Contudo, ainda dentro da cartilha da Igreja, não nega e nem confirma as aparições da Santa. Argumento com ele de que Igreja prega o espiritual, o sobrenatural, os milagres. A Bíblia está cheia de manifestações divinas. Então por que o cuidado no caso presente? Politicamente, Pe. Dixon responde que pretende esperar o carimbo oficial da Igreja. Não quer que a Igreja endosse um show que promova turismo e não fortaleça a fé.

Deixou claro, mais uma vez, que não quer ser um empecilho para o reconhecimento oficial das aparições por parte da Igreja. Fez uma recomendação no final: “Felizes os que não viram e creram. Cristo continua sendo o centro de nossas vidas.

O Local das aparições

No pequeno hotel em que me hospedei (não há grandes hotéis) orientaram-me procurar a dona Rosa Vilaça Coutinho, uma espécie de zeladora do local, que no entanto tem sua residência próximo à prefeitura e que, entre outras coisas, tem a chave da capelinha que foi construída obedecendo instruções da própria Mãe de Jesus. Ela estava ocupada, por isso seu irmão Jesus do Socorro Coutinho, me acompanhou até o local.

Cabeça da Cobra

As aparições começaram em 1994 num local de fácil acesso. Uma faixa de terra alta que vai em direção ao paraná, no meio de um mato de árvores finas, sinal de derrubada em épocas anteriores. A faxia de terra estreita-se um pouco mais para alargar-se no fim. Esse estreitamento tem o formato do pescoço de uma cobra. Por isso o nome. Jesus do Socorro ia me mostrando o caminho: A capelinha com o Cristo Redentor; a imagem o Arcanjo Gabriel, que a própria Virgem mandou colocar e que foi roubada; a cruz, último marco antes de se chegar ao paraná; os bancos toscos onde o povo se acomoda para rezar ou, eventualmente assistir missa; o banco de alvenaria em frente à capela onde ele viu três crianças, vestidas como anjinhos, passarem de mãos dadas, cantando e desaparecendo em seguida; a fonte abençoada pela Virgem, que agora está submersa em conseqüência da cheia; restos do galpão onde chegou a funcionar uma pequena olaria, antes das aparições.

A Capela da Virgem

A capelinha, construída no meio do mato, atravessada numa estreita faixa de terra, é muito pequena. Mede em torno de 2 x 4 metros. O telhado no estilo chalé, hoje é coberto por telha de cimento amianto pintadas de vermelho. O traçado original foi definido pela própria virgem que determinou que fosse construída uma capela “igual as dos seringueiros”. Inicialmente foi feita com paredes e telhado de palha, mais tarde substituída por madeira e telhas.

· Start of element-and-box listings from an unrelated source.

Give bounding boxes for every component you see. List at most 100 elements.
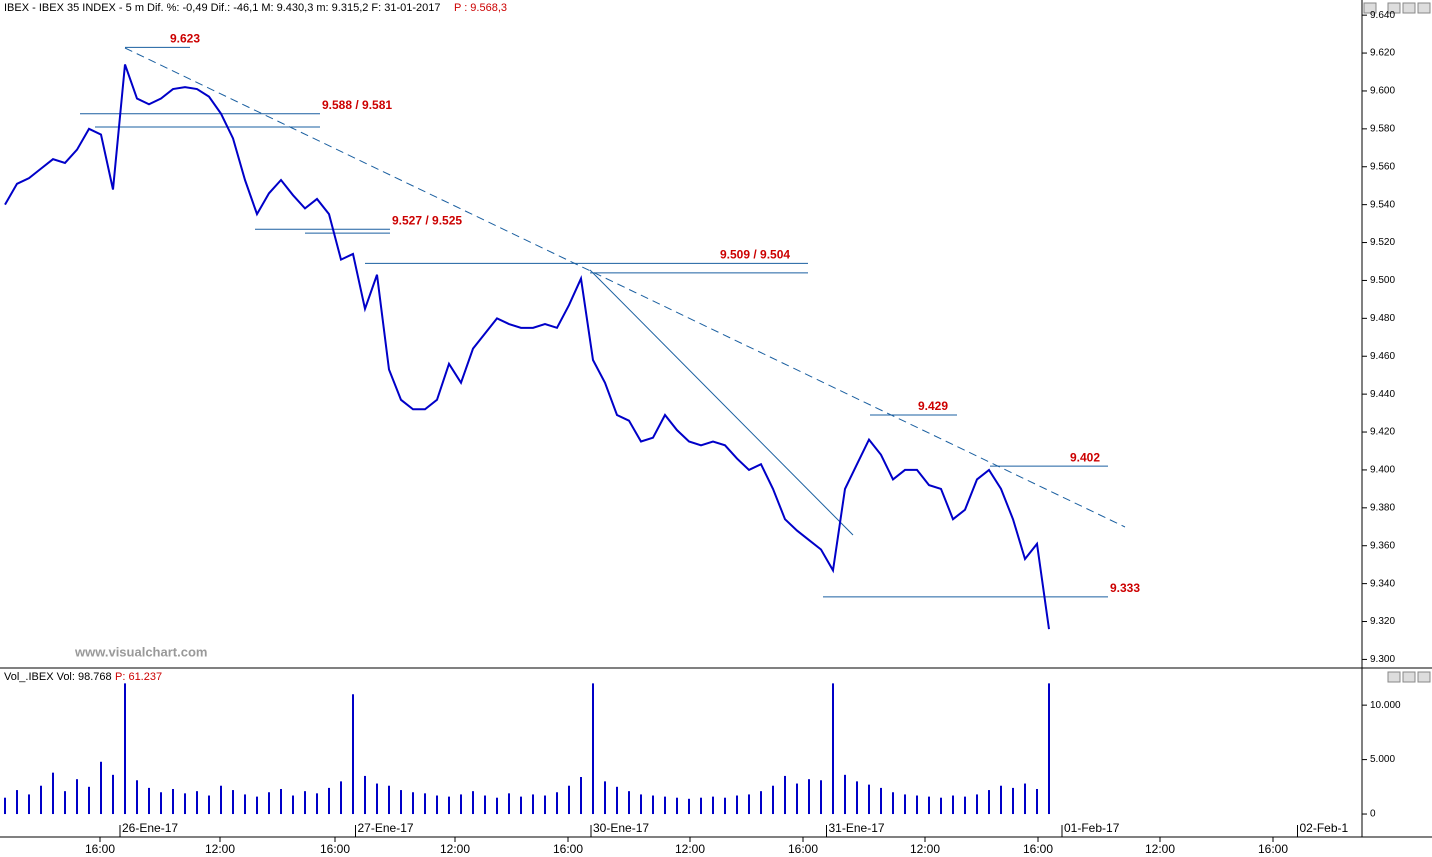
volume-bar (820, 780, 822, 815)
date-label: 02-Feb-1 (1300, 821, 1349, 835)
volume-bar (256, 796, 258, 815)
level-label: 9.333 (1110, 581, 1140, 595)
volume-bar (136, 780, 138, 815)
y-tick-label: 9.520 (1370, 237, 1395, 248)
volume-bar (64, 791, 66, 815)
volume-bar (544, 795, 546, 815)
volume-bar (988, 790, 990, 815)
volume-bar (700, 797, 702, 815)
volume-bar (376, 783, 378, 815)
button[interactable] (1387, 2, 1401, 14)
volume-bar (928, 796, 930, 815)
volume-bar (868, 784, 870, 815)
volume-bar (472, 791, 474, 815)
volume-bar (1012, 787, 1014, 815)
volume-bar (292, 795, 294, 815)
button[interactable] (1387, 671, 1401, 683)
y-tick-label: 5.000 (1370, 754, 1395, 765)
volume-bar (304, 791, 306, 815)
volume-bar (832, 683, 834, 815)
y-tick-label: 9.500 (1370, 275, 1395, 286)
volume-bar (844, 774, 846, 815)
y-tick-label: 9.560 (1370, 161, 1395, 172)
volume-bar (1000, 785, 1002, 815)
volume-bar (808, 779, 810, 815)
y-tick-label: 9.340 (1370, 578, 1395, 589)
y-tick-label: 9.420 (1370, 427, 1395, 438)
volume-bar (28, 794, 30, 815)
volume-bar (772, 785, 774, 815)
y-tick-label: 9.380 (1370, 502, 1395, 513)
y-tick-label: 9.460 (1370, 351, 1395, 362)
window-buttons[interactable] (1363, 2, 1431, 683)
trend-line (589, 269, 854, 536)
date-label: 01-Feb-17 (1064, 821, 1120, 835)
volume-bar (1036, 788, 1038, 815)
date-label: 30-Ene-17 (593, 821, 649, 835)
volume-bar (76, 779, 78, 815)
volume-bar (1048, 683, 1050, 815)
y-tick-label: 9.400 (1370, 465, 1395, 476)
volume-bar (592, 683, 594, 815)
volume-bar (208, 795, 210, 815)
level-label: 9.623 (170, 32, 200, 46)
volume-bar (964, 796, 966, 815)
volume-bar (244, 794, 246, 815)
volume-bar (340, 781, 342, 815)
button[interactable] (1363, 2, 1377, 14)
volume-bar (880, 787, 882, 815)
watermark: www.visualchart.com (74, 644, 207, 659)
button[interactable] (1417, 2, 1431, 14)
volume-bar (652, 795, 654, 815)
volume-bar (628, 791, 630, 815)
volume-bar (604, 781, 606, 815)
volume-bar (316, 793, 318, 815)
volume-bar (232, 790, 234, 815)
x-tick-label: 16:00 (1258, 842, 1288, 856)
volume-bar (712, 796, 714, 815)
volume-bar (568, 785, 570, 815)
volume-bar (4, 797, 6, 815)
volume-header: Vol_.IBEX Vol: 98.768 (4, 671, 112, 683)
volume-bar (280, 788, 282, 815)
volume-bar (52, 772, 54, 815)
volume-bar (88, 786, 90, 815)
button[interactable] (1417, 671, 1431, 683)
volume-bar (520, 796, 522, 815)
volume-bar (616, 786, 618, 815)
volume-bar (196, 791, 198, 815)
volume-bar (268, 792, 270, 815)
date-label: 31-Ene-17 (829, 821, 885, 835)
volume-bar (688, 798, 690, 815)
volume-bar (40, 785, 42, 815)
volume-bar (460, 794, 462, 815)
volume-bar (1024, 783, 1026, 815)
button[interactable] (1402, 2, 1416, 14)
volume-bar (100, 761, 102, 815)
x-tick-label: 12:00 (1145, 842, 1175, 856)
y-tick-label: 9.540 (1370, 199, 1395, 210)
volume-bar (736, 795, 738, 815)
button[interactable] (1402, 671, 1416, 683)
y-tick-label: 10.000 (1370, 700, 1401, 711)
y-tick-label: 9.620 (1370, 48, 1395, 59)
volume-cursor-label: P: 61.237 (115, 671, 162, 683)
volume-bar (760, 791, 762, 815)
y-tick-label: 9.600 (1370, 86, 1395, 97)
cursor-label: P : 9.568,3 (454, 2, 507, 14)
volume-bar (784, 775, 786, 815)
volume-bar (556, 792, 558, 815)
volume-bar (328, 787, 330, 815)
volume-bar (388, 785, 390, 815)
trend-line (124, 47, 1126, 528)
volume-bar (112, 774, 114, 815)
x-tick-label: 16:00 (320, 842, 350, 856)
y-tick-label: 9.580 (1370, 123, 1395, 134)
volume-bar (484, 795, 486, 815)
level-label: 9.527 / 9.525 (392, 213, 462, 227)
date-label: 27-Ene-17 (358, 821, 414, 835)
volume-bar (724, 797, 726, 815)
x-tick-label: 16:00 (85, 842, 115, 856)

A porta está sempre trancada, caso não haja visitas. – “As ofertas deixadas pelos peregrinos dentro da capela são roubadas, se a gente não trancar” – explica Jesus.

Depois que ele destravou a porta, eu tirei os sapatos e entrei na minúscula capela. Piso de cimento queimado, sem tapetes, uma mesa, fazendo as vezes de altar, muitas flores artificiais de cores vivas e, é claro, a imagem de Nossa Senhora. Cabem dentro capela, talvez oito pessoas em pé. Não me ajoelhei, mas fiquei em atitude de respeito. Tentei fechar os olhos e sentir alguma vibração diferente. Não, estas coisas não funcionam comigo.

Lá fora perguntei ao Jesus se havia algum registro de batalhas ou de outras mortes naquele local. Ele responde que não. A versão dele, no entanto, é desmentida por seu irmão Daniel, que diz que lá pode ter havido embates, sim entre seringueiros e índios. No local em que foi construída a Capela do Cruzeiro, no momento da terraplenagem, foram encontrados objetos típicos de cemitérios indígenas. Além disso, o próprio terreno, por causa da localização, permite um alcance visual em muitos ângulos, coisa comum em aldeia indígena.